Гюстав Флобер - Госпожа Бовари
«Как он теперь уже далеко!» — подумала она.
Гомэ, по обыкновению, пришел в половине седьмого, во время обеда.
— Итак, — сказал он, усаживаясь, — сегодня мы проводили нашего юношу в дальнее плавание?
— По-видимому, — ответил лекарь. И, повернувшись на стуле, спросил: — А у вас что нового?
— Ничего особенного. Только жена сегодня немного разволновалась. Вы знаете женщин, их все расстраивает! А мою в особенности! Мы были бы не правы, если бы восставали против этого: нервная организация их гораздо утонченнее нашей.
— Бедный Леон! — сказал Шарль. — Как-то заживет он в Париже?.. Привыкнет ли?
Госпожа Бовари вздохнула.
— Помилуйте! — сказал аптекарь, прищелкнув языком. — А веселые ужины в ресторанах? А маскарады? А шампанское? Всего будет вдосталь, уверяю вас.
— Я не думаю, чтобы он сбился с пути, — возразил Бовари.
— Я тоже! — ответил с живостью Гомэ. — Но ему нельзя будет отставать от товарищей из боязни прослыть иезуитом. А вы не знаете, какую жизнь ведут эти гуляки в Латинском квартале, с актрисами! Впрочем, на студентов в Париже смотрят хорошо. Если они мало-мальски умеют быть приятными в обществе, их тотчас же приглашают в лучшие дома, и даже дамы из Сен-Жерменского предместья влюбляются в них, что дает им впоследствии возможность выгодно жениться.
— Но, — сказал Шарль, — я боюсь за него, как бы он там…
— Вы правы, — подхватил аптекарь, — это оборотная сторона медали! Там человек постоянно должен пощупывать свой карман. Так, например, сидите вы, положим, в общественном саду; является некто хорошо одетый, даже с орденом в петлице, ни дать ни взять дипломат, обращается к вам; вы разговорились; он вкрадывается в ваше доверие, предлагает вам табаку или поднимает вашу шляпу.
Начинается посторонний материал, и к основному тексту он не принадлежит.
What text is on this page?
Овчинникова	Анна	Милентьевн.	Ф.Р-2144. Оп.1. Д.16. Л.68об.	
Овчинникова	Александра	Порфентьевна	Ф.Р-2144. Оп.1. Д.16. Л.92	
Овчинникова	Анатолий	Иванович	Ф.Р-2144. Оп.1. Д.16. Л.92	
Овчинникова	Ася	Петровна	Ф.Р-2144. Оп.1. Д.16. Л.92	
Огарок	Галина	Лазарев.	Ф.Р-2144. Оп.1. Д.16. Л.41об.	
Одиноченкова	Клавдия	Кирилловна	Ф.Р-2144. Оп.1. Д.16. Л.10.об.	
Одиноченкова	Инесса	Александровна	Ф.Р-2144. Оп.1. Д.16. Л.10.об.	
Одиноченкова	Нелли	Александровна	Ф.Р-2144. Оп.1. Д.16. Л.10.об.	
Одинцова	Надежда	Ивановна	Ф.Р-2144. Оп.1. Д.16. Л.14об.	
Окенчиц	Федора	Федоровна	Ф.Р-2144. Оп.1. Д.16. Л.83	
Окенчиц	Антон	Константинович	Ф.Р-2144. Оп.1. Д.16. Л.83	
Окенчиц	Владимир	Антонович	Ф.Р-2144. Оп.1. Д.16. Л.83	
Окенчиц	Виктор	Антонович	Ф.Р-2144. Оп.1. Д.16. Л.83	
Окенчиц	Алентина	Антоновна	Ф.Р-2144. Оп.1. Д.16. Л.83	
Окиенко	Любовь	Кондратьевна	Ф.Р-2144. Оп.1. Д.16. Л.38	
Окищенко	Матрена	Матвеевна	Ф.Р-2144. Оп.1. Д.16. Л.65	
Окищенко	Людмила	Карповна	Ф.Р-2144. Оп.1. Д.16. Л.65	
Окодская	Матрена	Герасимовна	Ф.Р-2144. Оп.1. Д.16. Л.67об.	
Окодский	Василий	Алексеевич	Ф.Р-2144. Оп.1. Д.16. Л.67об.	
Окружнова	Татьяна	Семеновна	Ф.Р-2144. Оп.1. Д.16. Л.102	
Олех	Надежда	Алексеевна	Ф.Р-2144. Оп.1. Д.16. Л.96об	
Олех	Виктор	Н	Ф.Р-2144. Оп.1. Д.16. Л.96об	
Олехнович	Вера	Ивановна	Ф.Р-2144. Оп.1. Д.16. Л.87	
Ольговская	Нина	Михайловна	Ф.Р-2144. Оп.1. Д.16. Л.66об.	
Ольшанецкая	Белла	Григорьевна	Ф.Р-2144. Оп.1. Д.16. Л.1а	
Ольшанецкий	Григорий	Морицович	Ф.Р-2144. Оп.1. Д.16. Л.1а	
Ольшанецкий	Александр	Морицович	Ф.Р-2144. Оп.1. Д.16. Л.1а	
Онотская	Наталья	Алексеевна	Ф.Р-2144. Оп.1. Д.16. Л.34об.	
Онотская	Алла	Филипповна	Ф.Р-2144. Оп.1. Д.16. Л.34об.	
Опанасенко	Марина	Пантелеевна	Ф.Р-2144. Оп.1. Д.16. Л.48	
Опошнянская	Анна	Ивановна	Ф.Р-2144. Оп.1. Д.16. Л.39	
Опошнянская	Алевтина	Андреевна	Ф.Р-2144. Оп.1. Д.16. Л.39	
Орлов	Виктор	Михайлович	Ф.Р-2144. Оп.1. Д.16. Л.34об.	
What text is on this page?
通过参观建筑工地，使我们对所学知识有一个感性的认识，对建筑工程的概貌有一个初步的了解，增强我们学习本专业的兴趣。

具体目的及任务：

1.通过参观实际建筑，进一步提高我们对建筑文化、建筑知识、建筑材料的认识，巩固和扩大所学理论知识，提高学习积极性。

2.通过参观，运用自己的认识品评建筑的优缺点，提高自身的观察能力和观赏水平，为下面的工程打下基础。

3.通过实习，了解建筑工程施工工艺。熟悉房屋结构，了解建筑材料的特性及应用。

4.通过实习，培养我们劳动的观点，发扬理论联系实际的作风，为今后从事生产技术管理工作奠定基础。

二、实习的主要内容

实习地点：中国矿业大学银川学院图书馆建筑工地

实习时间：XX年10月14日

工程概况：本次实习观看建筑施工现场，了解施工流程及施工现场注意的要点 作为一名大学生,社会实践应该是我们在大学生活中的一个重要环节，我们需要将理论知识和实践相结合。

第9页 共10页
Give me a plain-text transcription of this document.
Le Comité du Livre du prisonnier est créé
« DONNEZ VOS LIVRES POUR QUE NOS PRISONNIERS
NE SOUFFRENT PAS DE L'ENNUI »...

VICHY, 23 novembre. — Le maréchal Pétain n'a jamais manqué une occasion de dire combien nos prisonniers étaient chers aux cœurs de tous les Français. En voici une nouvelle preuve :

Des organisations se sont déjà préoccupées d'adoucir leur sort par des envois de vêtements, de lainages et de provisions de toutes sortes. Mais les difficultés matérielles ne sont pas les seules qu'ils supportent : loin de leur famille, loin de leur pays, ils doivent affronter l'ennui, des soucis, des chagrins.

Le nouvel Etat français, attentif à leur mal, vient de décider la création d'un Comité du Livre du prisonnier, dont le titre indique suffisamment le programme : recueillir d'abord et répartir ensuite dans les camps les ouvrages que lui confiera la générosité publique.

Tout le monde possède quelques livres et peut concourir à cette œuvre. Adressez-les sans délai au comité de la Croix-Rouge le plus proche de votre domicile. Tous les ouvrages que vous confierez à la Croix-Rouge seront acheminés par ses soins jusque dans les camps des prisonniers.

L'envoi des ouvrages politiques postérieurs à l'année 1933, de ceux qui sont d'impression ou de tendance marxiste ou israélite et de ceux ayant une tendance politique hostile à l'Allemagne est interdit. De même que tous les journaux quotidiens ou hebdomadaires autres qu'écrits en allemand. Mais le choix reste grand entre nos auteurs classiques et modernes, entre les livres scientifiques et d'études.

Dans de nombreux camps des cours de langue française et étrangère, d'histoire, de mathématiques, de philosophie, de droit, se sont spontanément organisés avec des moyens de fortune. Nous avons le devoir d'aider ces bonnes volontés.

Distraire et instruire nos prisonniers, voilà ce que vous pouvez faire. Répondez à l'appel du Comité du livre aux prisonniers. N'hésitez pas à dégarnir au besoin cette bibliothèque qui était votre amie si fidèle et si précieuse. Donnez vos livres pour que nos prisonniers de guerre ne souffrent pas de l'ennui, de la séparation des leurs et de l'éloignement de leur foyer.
Вы сближаетесь еще больше; он ведет вас в кафе, приглашает к себе на дачу, навязывает вам, между двумя стаканами вина, новые знакомства, и все это только с целью опустошить ваш кошелек или вовлечь вас в какие-нибудь пагубные предприятия.
— Это верно, — ответил Шарль, — но я думал главным образом о болезнях, например о тифе, который частенько схватывают приезжие студенты.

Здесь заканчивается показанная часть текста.